「入れ墨」「刺青」「タトゥー」


入れ墨は、針や刃物で皮膚を傷つけ、そこに墨や絵の具などを入れて文字や絵画を描くこと。また、そのものをいう。
刺青は「入れ墨」を意味する文章語で、本来の読みは「しせい」であったが、谷崎潤一郎の小説『刺青(しせい)』が発表されて以降、「刺青」と書いて「いれずみ」と読むようになり、「入れ墨」よりも「刺青」の方が多く用いられるようになった。
つまり、「入れ墨」も「刺青」も同じものである。
ただし、江戸時代に前科のしるしとして、顔や腕に入れられた墨を表す場合は「刺青」とは書かず、「入れ墨」と表記する。

タトゥー(Tattoo)は、刺青の英語表現である。
そのため、「タトゥー」と言う時は西洋的な絵や文字の洋彫りを指し、「刺青」と言う時は日本的な絵や文字の入った和彫りを指すことが多いが、本質的には、タトゥーも刺青も同じもので、両者に違いはない。
洋彫りは機械彫り、和彫りは手彫りというイメージから、機械彫りのものが「タトゥー」、手彫りのものが「刺青」と言われることもあるが、洋彫りと和彫りは、図柄や構図に違いがあるだけで、洋彫りにも手彫りがあり、和彫りにも機械彫りがある。

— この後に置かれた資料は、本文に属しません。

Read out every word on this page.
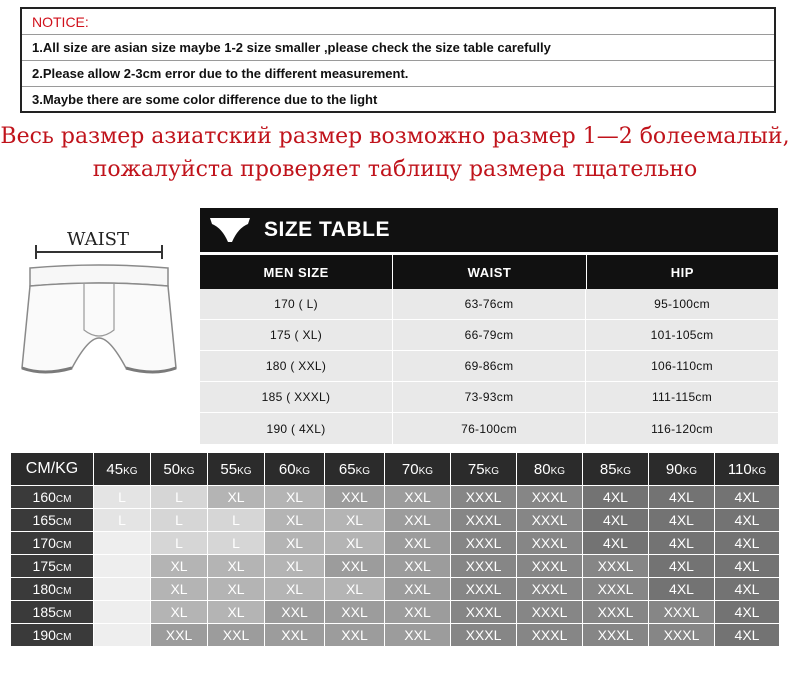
NOTICE:
1.All size are asian size maybe 1-2 size smaller ,please check the size table carefully
2.Please allow 2-3cm error due to the different measurement.
3.Maybe there are some color difference due to the light
Весь размер азиатский размер возможно размер 1—2 болеемалый,
пожалуйста проверяет таблицу размера тщательно
WAIST	SIZE TABLE
MEN SIZE	WAIST	HIP
170 ( L)	63-76cm	95-100cm
175 ( XL)	66-79cm	101-105cm
180 ( XXL)	69-86cm	106-110cm
185 ( XXXL)	73-93cm	111-115cm
190 ( 4XL)	76-100cm	116-120cm
CM/KG	45KG	50KG	55KG	60KG	65KG	70KG	75KG	80KG	85KG	90KG	110KG
160CM	L	L	XL	XL	XXL	XXL	XXXL	XXXL	4XL	4XL	4XL
165CM	L	L	L	XL	XL	XXL	XXXL	XXXL	4XL	4XL	4XL
170CM		L	L	XL	XL	XXL	XXXL	XXXL	4XL	4XL	4XL
175CM		XL	XL	XL	XXL	XXL	XXXL	XXXL	XXXL	4XL	4XL
180CM		XL	XL	XL	XL	XXL	XXXL	XXXL	XXXL	4XL	4XL
185CM		XL	XL	XXL	XXL	XXL	XXXL	XXXL	XXXL	XXXL	4XL
190CM		XXL	XXL	XXL	XXL	XXL	XXXL	XXXL	XXXL	XXXL	4XL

その他、和柄と洋柄の違いから、ヤクザがするようなものを「刺青」、ファッション的なものを「タトゥー」と呼び分けたり、全身に入れたものを「刺青」、小さく部分的なものを「タトゥー」と呼び分けたりもされる。
しかし、和柄と洋柄をミックスさせたもの、洋柄でも全身に入ったもの、部分的な和柄もある。
また、柄や大きさに関係なく、高齢であるほど「刺青」と呼び、若年であるほど「タトゥー」と呼ぶ傾向にあるため、刺青とタトゥーの使い分けは、人それぞれが持つイメージの違いによるとしか言いようがない。

入れ墨は、刺青やタトゥーのほか、彫り物(ほりもの)、文身(ぶんしん・いれずみ)、紋身(もんしん)、倶利迦羅紋々(くりからもんもん)、紋々(もんもん)とも呼ばれる。